Estes números vem provar o que há muito a Ordem dos Médicos alertava.  O numero de pedidos de atestados para exercer medicina no estrangeiro tem vindo a aumentar, só na região sul os pedidos atingem no primeiro quadrimestre de 2015, uma média mensal de 22 atestados.
Há muito que os médicos perceberam a politica deste governo, formação em massa de médicos indiferenciados para numa lógica puramente economicista da lei da oferta e da procura oferecer baixos salários.
A promessa do Ministro em dar um médico de família a um milhão de portugueses, até ao fim do mandato ficou nisso mesmo, uma Promessa.
A contratação de médicos reformados revelou - se um fracasso porque as verdadeiras causas das reformas antecipadas, degradação dos serviços médicos, não foram compreendidas.
Este período, pré eleitoral faz lembrar outra canção também cantada por Adriano o Sr.
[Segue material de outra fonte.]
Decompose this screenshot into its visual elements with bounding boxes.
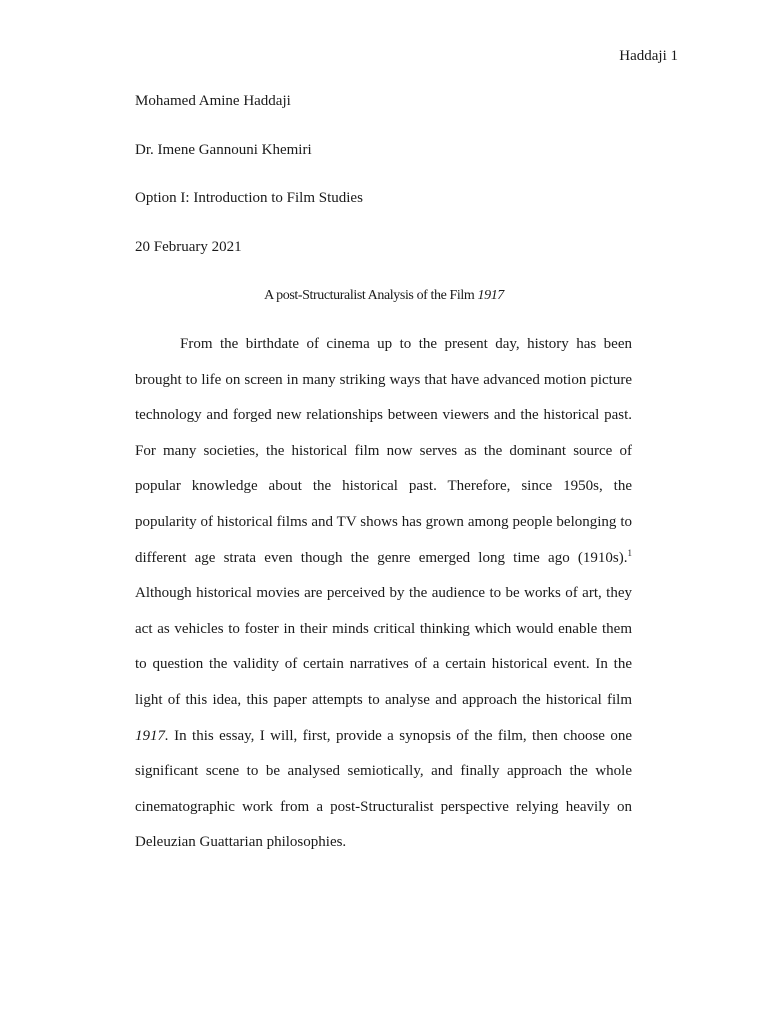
footnote-reference[interactable]: 1	[627, 547, 632, 558]
author-name: Mohamed Amine Haddaji	[135, 93, 291, 109]
paragraph-part-3: In this essay, I will, first, provide a synopsis of the film, then choose one significant scene to be analysed semiotically, and finally approach the whole cinematographic work from a post-Structuralist perspective relying heavily on Deleuzian Guattarian philosophies.	[135, 727, 632, 851]
essay-title-film: 1917	[477, 288, 504, 303]
paragraph-part-1: From the birthdate of cinema up to the present day, history has been brought to life on screen in many striking ways that have advanced motion picture technology and forged new relationships between viewers and the historical past. For many societies, the historical film now serves as the dominant source of popular knowledge about the historical past. Therefore, since 1950s, the popularity of historical films and TV shows has grown among people belonging to different age strata even though the genre emerged long time ago (1910s).	[135, 336, 632, 566]
body-paragraph	[135, 327, 632, 861]
essay-title	[0, 286, 768, 306]
running-head: Haddaji 1	[619, 48, 678, 64]
paragraph-part-2: Although historical movies are perceived by the audience to be works of art, they act as vehicles to foster in their minds critical thinking which would enable them to question the validity of certain narratives of a certain historical event. In the light of this idea, this paper attempts to analyse and approach the historical film	[135, 585, 632, 708]
document-date: 20 February 2021	[135, 239, 242, 255]
essay-title-text: A post-Structuralist Analysis of the Film	[264, 288, 478, 303]
course-name: Option I: Introduction to Film Studies	[135, 190, 363, 206]
paragraph-film-title: 1917.	[135, 727, 169, 744]
instructor-name: Dr. Imene Gannouni Khemiri	[135, 142, 312, 158]
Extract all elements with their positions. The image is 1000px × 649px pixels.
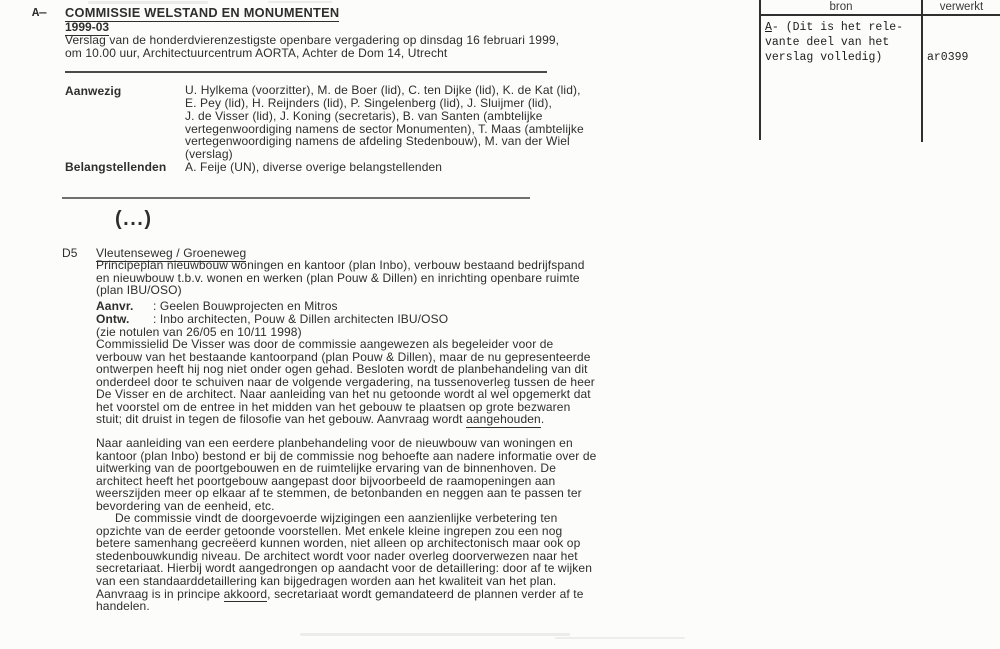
scan-artifact [268, 1, 332, 3]
horizontal-rule [62, 197, 530, 199]
attendee-line: (verslag) [185, 147, 233, 162]
belangstellenden-label: Belangstellenden [65, 160, 167, 174]
note-underlined-letter: A [765, 21, 772, 34]
belangstellenden-text: A. Feije (UN), diverse overige belangstellenden [185, 160, 443, 174]
stamp-table-divider [921, 0, 923, 142]
scan-artifact [300, 633, 570, 636]
decision-akkoord: akkoord [223, 586, 268, 601]
ontw-label: Ontw. [96, 312, 130, 326]
aanwezig-label: Aanwezig [65, 84, 122, 98]
aanvr-value: : Geelen Bouwprojecten en Mitros [153, 299, 338, 313]
scan-artifact [88, 1, 208, 4]
typewritten-note-line: A- (Dit is het rele- [765, 21, 904, 34]
minutes-paragraph-2: Naar aanleiding van een eerdere planbehandeling voor de nieuwbouw van woningen en kantoor (plan Inbo) bestond er bij de commissie nog behoefte aan nadere informatie over de uitwerking van de poortgebouwen en de ruimtelijke ervaring van de binnenhoven. De architect heeft het poortgebouw aangepast door bijvoorbeeld de raamopeningen aan weerszijden meer op elkaar af te stemmen, de betonbanden en neggen aan te passen ter bevordering van de eenheid, etc. De commissie vindt de doorgevoerde wijzigingen een aanzienlijke verbetering ten opzichte van de eerder getoonde voorstellen. Met enkele kleine ingrepen zou een nog betere samenhang gecreëerd kunnen worden, niet alleen op architectonisch maar ook op stedenbouwkundig niveau. De architect wordt voor nader overleg doorverwezen naar het secretariaat. Hierbij wordt aangedrongen op aandacht voor de detaillering: door af te wijken van een standaarddetaillering kan bijgedragen worden aan het kwaliteit van het plan. Aanvraag is in principe akkoord, secretariaat wordt gemandateerd de plannen verder af te handelen. [96, 436, 597, 614]
document-number: 1999-03 [65, 20, 110, 34]
minutes-paragraph-1: Commissielid De Visser was door de commissie aangewezen als begeleider voor de verbouw van het bestaande kantoorpand (plan Pouw & Dillen), maar de nu gepresenteerde ontwerpen heeft hij nog niet onder ogen gehad. Besloten wordt de planbehandeling van dit onderdeel door te schuiven naar de volgende vergadering, na tussenoverleg tussen de heer De Visser en de architect. Naar aanleiding van het nu getoonde wordt al wel opgemerkt dat het voorstel om de entree in het midden van het gebouw te plaatsen op grote bezwaren stuit; dit druist in tegen de filosofie van het gebouw. Aanvraag wordt aangehouden. [96, 337, 595, 427]
aanvr-row [96, 299, 338, 313]
omission-mark: (...) [115, 208, 153, 230]
attendee-list [185, 84, 584, 161]
stamp-column-bron: bron [829, 1, 853, 13]
stamp-table-left-border [759, 0, 761, 140]
ontw-row [96, 312, 448, 326]
scan-artifact [555, 637, 685, 639]
stamp-table-header-rule [759, 14, 1000, 16]
attendee-line: J. de Visser (lid), J. Koning (secretaris), B. van Santen (ambtelijke [185, 108, 543, 123]
attendee-line: vertegenwoordiging namens de afdeling Stedenbouw), M. van der Wiel [185, 134, 570, 149]
stamp-column-verwerkt: verwerkt [939, 1, 984, 13]
attendee-line: E. Pey (lid), H. Reijnders (lid), P. Singelenberg (lid), J. Sluijmer (lid), [185, 95, 552, 110]
horizontal-rule [65, 71, 547, 73]
decision-aangehouden: aangehouden [466, 412, 541, 427]
agenda-item-heading: Vleutenseweg / Groeneweg [96, 246, 247, 260]
margin-mark: A— [32, 6, 47, 20]
reference-note: (zie notulen van 26/05 en 10/11 1998) [96, 325, 302, 339]
attendee-line: U. Hylkema (voorzitter), M. de Boer (lid), C. ten Dijke (lid), K. de Kat (lid), [185, 83, 581, 97]
agenda-item-code: D5 [62, 246, 78, 260]
ontw-value: : Inbo architecten, Pouw & Dillen architecten IBU/OSO [153, 312, 449, 326]
typewritten-note-line: vante deel van het [765, 36, 890, 49]
archive-code: ar0399 [927, 51, 969, 64]
agenda-item-description: Principeplan nieuwbouw woningen en kantoor (plan Inbo), verbouw bestaand bedrijfspand en nieuwbouw t.b.v. wonen en werken (plan Pouw & Dillen) en inrichting openbare ruimte (plan IBU/OSO) [96, 258, 585, 298]
meeting-intro-line: Verslag van de honderdvierenzestigste openbare vergadering op dinsdag 16 februari 1999, [65, 33, 560, 47]
typewritten-note [765, 20, 903, 65]
meeting-intro-line: om 10.00 uur, Architectuurcentrum AORTA, Achter de Dom 14, Utrecht [65, 46, 448, 60]
document-title: COMMISSIE WELSTAND EN MONUMENTEN [65, 5, 340, 20]
attendee-line: vertegenwoordiging namens de sector Monumenten), T. Maas (ambtelijke [185, 121, 584, 136]
aanvr-label: Aanvr. [96, 299, 134, 313]
typewritten-note-line: verslag volledig) [765, 51, 883, 64]
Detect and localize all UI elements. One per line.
Morgado, para quem não conheça cito uma das estrofes Topa um influente, sou um seu criado/ Eleições à porta, seja Deus louvado/ Seja Deus louvado/ Seja Deus louvado.
A fuga dos cérebros não se limita apenas aos médicos e aos enfermeiros onde as agências estrangeiras vêm ao nosso país proceder ao seu recrutamento. 
A porta da emigração estende-se a outros profissionais com habilitações superiores.
O Conselho Nacional das Ordens Profissionais C.N.O.P.,  que representa 16 Ordens Profissionais e mais de 300 mil profissionais redigiu em 9 de Junho de 2015 uma carta dirigida ao Primeiro-Ministro dando conta da remuneração de profissionais qualificados oferecidas pelo Instituto de Emprego e Formação Profissional (IEFP) consideradas ofensivas da dignidade destes jovens.
Assim, a carta dá conhecimento de um anuncio publicado no jornal Diário de Notícias, em 16 de Abril deste ano:
" Um engenheiro mecânico que aceite um trabalho na zona de Anadia vai ganhar 515 euros mensais ilíquidos. A oferta, publicada no site do IEFP, insere-se no programa Estímulo Emprego, que financia empresas para contratar desempregados......"
A esta noticia, similar a outras, somaram-se referências à subcontratação do Estado a valores que rondam os 4,0 Euros/hora para profissionais qualificados.
E desiludam-se aqueles que pensam que a maioria destes jovens vão retornar ao país, com as péssimas condições de trabalho oferecidas, os nossos concidadãos irão fixar-se noutras regiões e aí, casam, têm filhos e irão contribuir para o desenvolvimento de outros países.
Há países como a Irlanda que também sofreram o êxodo de profissionais qualificados devido às medidas de austeridade impostas pela Troika mas  tentam agora reverter a situação oferecendo salários mais justos. Este é o caminho que os nossos governantes devem seguir.